Running for the Santa Clara County Supervisor seat is somewhat of a personal homecoming for Magdalena Carrasco.
A San Jose councilmember since 2015, the lifelong resident has her sight set on returning to the government building she worked in for 11 years of her life as a social worker, campaigning to fill Dave Cortese’s seat after the veteran lawmaker terms out this year.
“It really feels like I’m going full circle at this point, like I’m going back home,” Carrasco said. “All the issues that the county is currently working on – domestic violence, working with our homeless population, affordable housing – the issues that should be at the top of everyone’s list on the county board are the issues that I’m already working on.”
Health and human services
The 52-year-lawmaker said her background in community service guides her priorities and vision for the city, from her time working with children at FIRST 5 Santa Clara County to her role in the Foster Care and Adoptions Program at the county. She said she understands the county government structure, which would be critical in managing these programs from the top down.
In addition to advocating for continued affordable housing — especially on county land — and providing mental health and addiction services for those who need it, Carrasco wants to prioritize making sure women feel safe and children get equal education opportunities countywide – two issues that are already being pushed by Supervisors Cindy Chavez and Susan Ellenberg.
“If they’re fleeing from domestic violence or human trafficking, they know that the county is there, and providing the services that they need for them and their children,” Carrasco said. “I want to be sure that women and children in this county feel safe, regardless of their circumstances.”
According to recent financial disclosure forms, Carrasco’s campaign raised nearly $128,000 in contributions.
County budget spending
Reflecting on her decade of work in the Santa Clara County Department of Family and Children Services, Carrasco would put a focus on funding to fill the hundreds of open positions across county departments.
Carrasco said staff shortages can affect quality of service and care for those who need it most.

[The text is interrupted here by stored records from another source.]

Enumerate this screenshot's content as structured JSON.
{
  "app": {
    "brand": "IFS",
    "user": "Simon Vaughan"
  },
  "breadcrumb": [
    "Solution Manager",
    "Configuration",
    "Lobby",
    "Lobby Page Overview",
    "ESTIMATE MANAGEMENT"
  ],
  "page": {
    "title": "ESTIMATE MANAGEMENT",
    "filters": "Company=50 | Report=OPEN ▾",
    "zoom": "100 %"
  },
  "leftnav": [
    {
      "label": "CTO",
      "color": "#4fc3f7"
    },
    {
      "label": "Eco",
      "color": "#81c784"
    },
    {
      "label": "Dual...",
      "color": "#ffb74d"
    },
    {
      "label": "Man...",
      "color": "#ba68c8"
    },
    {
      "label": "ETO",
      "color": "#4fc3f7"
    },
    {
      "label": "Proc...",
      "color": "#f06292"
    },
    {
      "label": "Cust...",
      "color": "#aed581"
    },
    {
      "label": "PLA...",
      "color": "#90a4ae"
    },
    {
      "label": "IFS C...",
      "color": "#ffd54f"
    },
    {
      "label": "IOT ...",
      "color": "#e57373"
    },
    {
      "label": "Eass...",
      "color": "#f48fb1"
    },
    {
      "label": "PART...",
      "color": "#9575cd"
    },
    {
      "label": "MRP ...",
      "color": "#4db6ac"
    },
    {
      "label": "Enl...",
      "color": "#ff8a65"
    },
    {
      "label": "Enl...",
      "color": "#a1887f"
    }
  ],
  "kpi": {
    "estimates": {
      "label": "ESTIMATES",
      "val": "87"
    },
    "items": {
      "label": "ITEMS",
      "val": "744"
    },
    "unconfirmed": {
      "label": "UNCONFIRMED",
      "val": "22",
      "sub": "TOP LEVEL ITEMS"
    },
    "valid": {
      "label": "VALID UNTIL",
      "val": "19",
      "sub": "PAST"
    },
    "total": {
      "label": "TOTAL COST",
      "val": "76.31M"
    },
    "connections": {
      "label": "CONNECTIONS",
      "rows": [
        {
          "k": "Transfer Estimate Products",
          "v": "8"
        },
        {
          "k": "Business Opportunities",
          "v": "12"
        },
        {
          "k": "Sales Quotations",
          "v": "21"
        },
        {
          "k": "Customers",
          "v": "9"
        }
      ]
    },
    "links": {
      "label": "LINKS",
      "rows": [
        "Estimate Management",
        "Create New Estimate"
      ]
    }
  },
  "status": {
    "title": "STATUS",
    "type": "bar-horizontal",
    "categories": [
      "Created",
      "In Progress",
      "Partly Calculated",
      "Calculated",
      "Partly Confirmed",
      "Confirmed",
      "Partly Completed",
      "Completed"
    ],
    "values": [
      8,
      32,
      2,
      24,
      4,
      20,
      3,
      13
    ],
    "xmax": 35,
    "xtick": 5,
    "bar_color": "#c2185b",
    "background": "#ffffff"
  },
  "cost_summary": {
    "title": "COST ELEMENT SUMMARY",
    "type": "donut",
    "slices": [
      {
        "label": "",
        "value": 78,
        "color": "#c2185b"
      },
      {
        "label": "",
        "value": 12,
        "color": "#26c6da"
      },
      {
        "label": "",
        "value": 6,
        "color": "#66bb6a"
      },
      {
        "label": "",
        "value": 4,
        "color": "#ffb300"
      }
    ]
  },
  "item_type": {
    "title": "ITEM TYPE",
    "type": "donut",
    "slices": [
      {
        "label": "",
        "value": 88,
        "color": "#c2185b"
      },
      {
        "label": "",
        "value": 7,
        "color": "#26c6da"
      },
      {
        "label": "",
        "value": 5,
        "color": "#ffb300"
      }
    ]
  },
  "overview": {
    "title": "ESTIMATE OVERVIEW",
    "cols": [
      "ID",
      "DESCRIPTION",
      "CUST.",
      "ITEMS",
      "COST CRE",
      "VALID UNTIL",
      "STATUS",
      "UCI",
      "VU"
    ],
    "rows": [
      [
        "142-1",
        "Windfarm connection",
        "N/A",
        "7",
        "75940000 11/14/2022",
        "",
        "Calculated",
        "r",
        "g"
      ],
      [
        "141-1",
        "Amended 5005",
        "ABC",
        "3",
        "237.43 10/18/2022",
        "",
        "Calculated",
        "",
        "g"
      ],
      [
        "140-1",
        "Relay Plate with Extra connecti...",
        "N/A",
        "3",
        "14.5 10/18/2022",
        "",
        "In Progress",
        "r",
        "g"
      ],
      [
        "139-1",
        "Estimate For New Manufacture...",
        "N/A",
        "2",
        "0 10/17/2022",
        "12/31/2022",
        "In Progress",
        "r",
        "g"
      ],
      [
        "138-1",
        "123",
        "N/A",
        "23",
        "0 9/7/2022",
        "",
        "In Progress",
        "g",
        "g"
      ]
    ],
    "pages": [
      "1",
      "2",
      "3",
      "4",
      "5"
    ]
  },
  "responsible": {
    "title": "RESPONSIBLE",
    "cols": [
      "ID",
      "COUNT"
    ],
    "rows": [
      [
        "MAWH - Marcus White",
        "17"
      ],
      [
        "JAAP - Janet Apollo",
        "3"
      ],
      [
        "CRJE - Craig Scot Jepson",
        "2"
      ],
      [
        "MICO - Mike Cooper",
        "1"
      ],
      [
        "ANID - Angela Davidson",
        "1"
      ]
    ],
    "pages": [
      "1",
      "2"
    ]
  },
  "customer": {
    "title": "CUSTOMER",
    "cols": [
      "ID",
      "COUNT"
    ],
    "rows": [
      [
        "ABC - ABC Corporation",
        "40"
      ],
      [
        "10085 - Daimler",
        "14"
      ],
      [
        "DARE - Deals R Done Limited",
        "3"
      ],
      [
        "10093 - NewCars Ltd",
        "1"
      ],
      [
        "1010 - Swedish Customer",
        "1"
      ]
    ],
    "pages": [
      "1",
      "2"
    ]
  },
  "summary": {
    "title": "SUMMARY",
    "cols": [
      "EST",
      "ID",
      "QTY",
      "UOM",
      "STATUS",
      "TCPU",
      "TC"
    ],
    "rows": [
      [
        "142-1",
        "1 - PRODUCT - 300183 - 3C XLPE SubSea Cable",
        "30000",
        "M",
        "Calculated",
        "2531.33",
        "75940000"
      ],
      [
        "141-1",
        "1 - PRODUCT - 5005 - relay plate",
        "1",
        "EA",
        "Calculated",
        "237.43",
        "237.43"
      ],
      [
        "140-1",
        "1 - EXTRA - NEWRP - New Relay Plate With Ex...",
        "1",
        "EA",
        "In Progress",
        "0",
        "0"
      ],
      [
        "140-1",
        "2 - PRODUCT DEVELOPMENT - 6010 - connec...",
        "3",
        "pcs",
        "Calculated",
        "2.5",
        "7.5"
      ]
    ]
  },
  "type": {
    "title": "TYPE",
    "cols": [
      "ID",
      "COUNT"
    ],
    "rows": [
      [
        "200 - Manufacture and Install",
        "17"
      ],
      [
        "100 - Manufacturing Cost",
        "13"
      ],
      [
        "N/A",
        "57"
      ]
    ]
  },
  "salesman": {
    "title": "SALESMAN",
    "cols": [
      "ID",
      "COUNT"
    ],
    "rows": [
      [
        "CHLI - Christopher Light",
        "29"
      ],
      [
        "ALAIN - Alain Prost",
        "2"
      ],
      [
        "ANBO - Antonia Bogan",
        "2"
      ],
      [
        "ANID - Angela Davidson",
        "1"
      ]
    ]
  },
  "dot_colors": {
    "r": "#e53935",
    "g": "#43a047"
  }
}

Pointing to the understaffed mental health Mobile Crisis Response Team, she vowed to make it a necessary allocation of the county’s immense $8.1 billion budget.
“We need to fill those positions. We need to make sure that our current workers are not burnt out, and we need to make sure that the services are getting to the folks who need it the most,” Carrasco said. “I want to make sure that I’m there to support them, as well as making sure that we have the kind of safety net that is going to make a difference in people’s lives.”
Carrasco is running for the open supervisor seat against California Assemblymember Kansen Chu, former San Jose Planning Commissioner John Leyba and former Sunnyvale Mayor Otto Lee.
“This particular position suits her very well. The county is about the safety social net, and it’s something that she has dedicated much of her life to, in terms of supporting those in greatest need,” said Assemblyman Ash Kalra, who worked alongside Carrasco on the San Jose City Council. “Her compassion and her experience in that regard match the position of county supervisor very well.”
Carrasco’s campaign comes three years before her council term ends in 2023, leaving a vacancy on the San Jose City Council in District 5 — which covers East San Jose — if she’s elected.
“These are the issues that I want to grapple with and address head on at the county board, so it just feels like a very natural fit,” Carrasco said. “We need to make sure that whatever seeds we sow, we will be happy with the harvest 10 to 20 years from now.”
Name: Magdalena Carrasco
Family: She has four children: Lluvia, 25; Diego,16, Abby, 15 and Paloma, 13
Political affiliation: Democrat
Education: B.A. UC Santa Barbara, went through the Master’s’ program at San Jose State University
Profession: San Jose councilmember
Current or previous elected or appointed positions: San Jose councilmember and East Side Union High School Board member
Top 3 priorities: Domestic violence, working with the homeless population, affordable housing
Top 3 endorsements: Santa Clara County Supervisor Cindy Chavez, Assemblymember Ash Kalra, State Sen. Jim Beall
Special talent: She loves to bake, and recently made Japanese soufflé pancakes
In one sentence, why vote for you? “I believe that I’m the best candidate because I already have experience at the county, and I know what families are going through.”